There weren’t many, maybe any, that were able—through cocaine, sleep deprivation, 1970s Los Angeles nightlife, whatever—to channel raw weirdness into art like Bowie. Prince came close. He may not have been as purely nonsensical as Bowie, but Prince sure liked to spit in the face of the apparent natural order of things. Like Bowie, Prince was successful in evoking authentic sex and passion while (perhaps because) he slammed through the constrictions of traditional gender concepts. He wasn’t manly and he wasn’t sexy; he was sex itself. His name was a symbol, beyond words, and to those who couldn’t wrap their heads around that, his name was simply a reference to what his name had been. Prince was commercially successful, yet remained an enigma.
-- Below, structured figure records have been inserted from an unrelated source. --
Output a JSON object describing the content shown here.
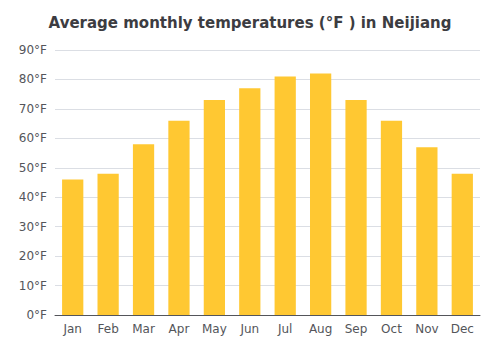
{
  "chart_data": {
    "type": "bar",
    "title": "Average monthly temperatures (°F ) in Neijiang",
    "categories": [
      "Jan",
      "Feb",
      "Mar",
      "Apr",
      "May",
      "Jun",
      "Jul",
      "Aug",
      "Sep",
      "Oct",
      "Nov",
      "Dec"
    ],
    "values": [
      46,
      48,
      58,
      66,
      73,
      77,
      81,
      82,
      73,
      66,
      57,
      48
    ],
    "color": "#FFC832",
    "ylim": [
      0,
      90
    ],
    "yticks": [
      {
        "value": 0,
        "label": "0°F"
      },
      {
        "value": 10,
        "label": "10°F"
      },
      {
        "value": 20,
        "label": "20°F"
      },
      {
        "value": 30,
        "label": "30°F"
      },
      {
        "value": 40,
        "label": "40°F"
      },
      {
        "value": 50,
        "label": "50°F"
      },
      {
        "value": 60,
        "label": "60°F"
      },
      {
        "value": 70,
        "label": "70°F"
      },
      {
        "value": 80,
        "label": "80°F"
      },
      {
        "value": 90,
        "label": "90°F"
      }
    ],
    "grid": true
  }
}
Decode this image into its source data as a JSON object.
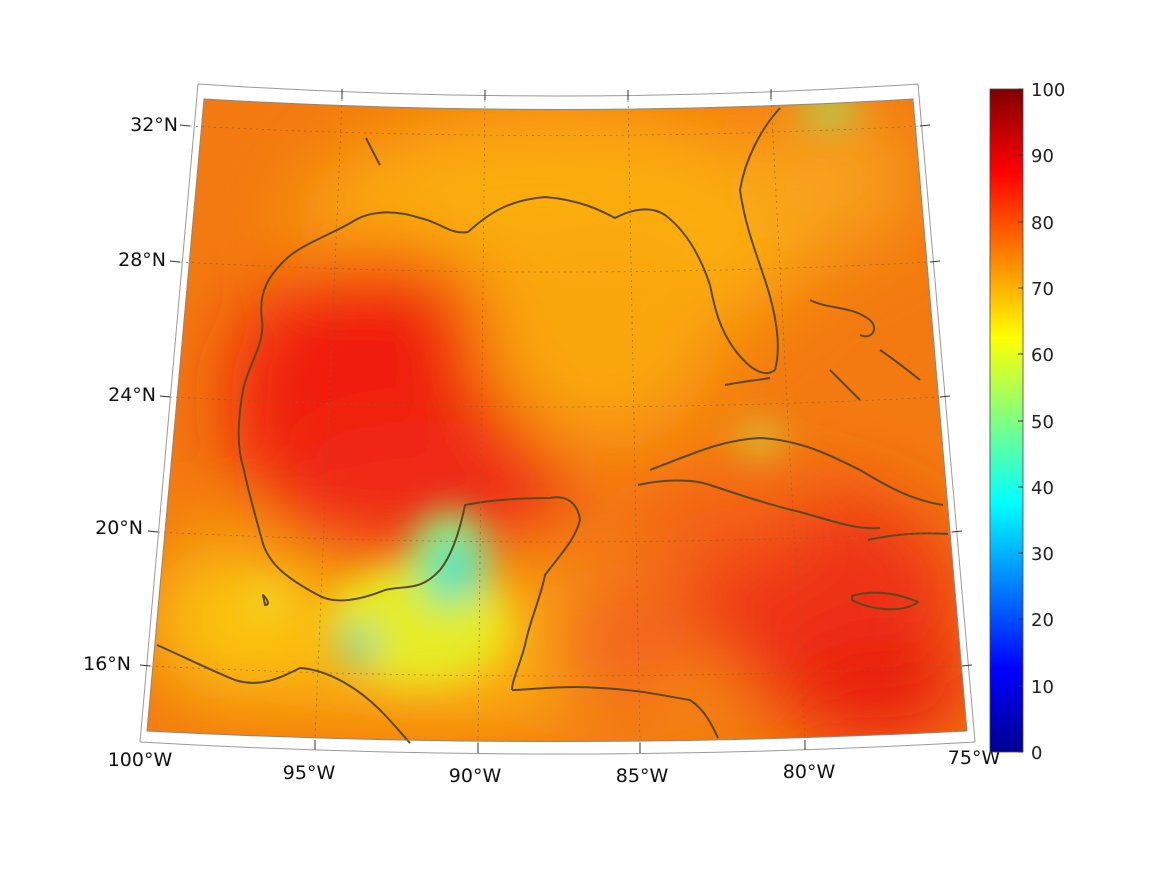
{
  "map": {
    "projection": "conic",
    "lon_range": [
      -100,
      -75
    ],
    "lat_range": [
      14,
      33
    ],
    "lon_labels": [
      "100°W",
      "95°W",
      "90°W",
      "85°W",
      "80°W",
      "75°W"
    ],
    "lat_labels": [
      "32°N",
      "28°N",
      "24°N",
      "20°N",
      "16°N"
    ],
    "grid": true,
    "coastline_color": "#5a4a1e",
    "field": {
      "colormap": "jet",
      "hotspots": [
        {
          "lon": -93,
          "lat": 26,
          "value": 88
        },
        {
          "lon": -84,
          "lat": 17,
          "value": 86
        },
        {
          "lon": -77,
          "lat": 15,
          "value": 88
        },
        {
          "lon": -87,
          "lat": 25,
          "value": 72
        },
        {
          "lon": -90.5,
          "lat": 19.5,
          "value": 45
        },
        {
          "lon": -91.5,
          "lat": 17.3,
          "value": 50
        },
        {
          "lon": -79,
          "lat": 28,
          "value": 75
        }
      ]
    }
  },
  "colorbar": {
    "min": 0,
    "max": 100,
    "ticks": [
      "100",
      "90",
      "80",
      "70",
      "60",
      "50",
      "40",
      "30",
      "20",
      "10",
      "0"
    ],
    "colors": {
      "low": "#00008f",
      "mid": "#80ff80",
      "high": "#800000"
    }
  }
}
He was a pop culture icon, but still incredibly hard to define; a caricature of himself, but never one which settled into comfortable dependability.

Now he’s dead too, and as hard as it is to definitively say this, I can’t help but think that true weirdness in entertainment has died along with him.

After the death of these two titans, I heard quite a few modern day equivalents, who either had their way paved by Bowie and Prince, or acted as comparisons. Lady Gaga, Kanye West, Beyoncé—people who are so influential that they can single-handedly alter the status quo. I can’t disagree. It appears that these, among a few others, are doing stuff every year which redefines normal in the entertainment sphere. Just listen to Kanye talk about how he discards with tradition and changes the game based on the smallest caprices; it’s like the only thing he ever talks about.

But none of these people are the same. They’re just not weird enough. And through no fault of their own—there simply isn’t an open door for a Bowie or a Prince in today’s world. When Lady Gaga was wearing meat dresses and developing a male alter ego, it looked like a page straight out of Bowie’s book. But Lady Gaga wasn’t doing this on whimsy or to act as a vehicle through which the odd of the world can live vicariously. She was doing it precisely because it was weird, because it was the unnatural thing to do. It wasn’t who she was, it only what she did.

We’ve branded weird, made it into an element of entertainment rather than a doctrine to live by. Instead of taking in all of the world—its contradictions and beauties and realities—and spitting it all back out in a way which disregards rule and custom, modern weirdness is more a tint through which we view the world in the same way we always did. We all love somebody who lives dangerously and against expectation, but a true freak is nowhere to be found in modern pop culture.

Thinking about all of this I can’t help but be reminded of David Bowie’s music. On “Life on Mars?” questioning whether the true oddities and absurdities of the world even knew that, from the outside, they looked like the universe’s greatest vaudeville, then wondering how America managed to corrupt the innocence of Mickey Mouse and sell the purity of Lennon. It’s an inevitable thing, the exploitation and impurifying of true, raw ideals. It’s the difference between a weirdo who doesn’t know he’s “the best-selling show” and a weirdo “on sale again.”

Early 2016 has seen goodbyes to David Bowie and Prince. I can only hope they’ve now found worlds that allow them to flourish in all their true weirdness.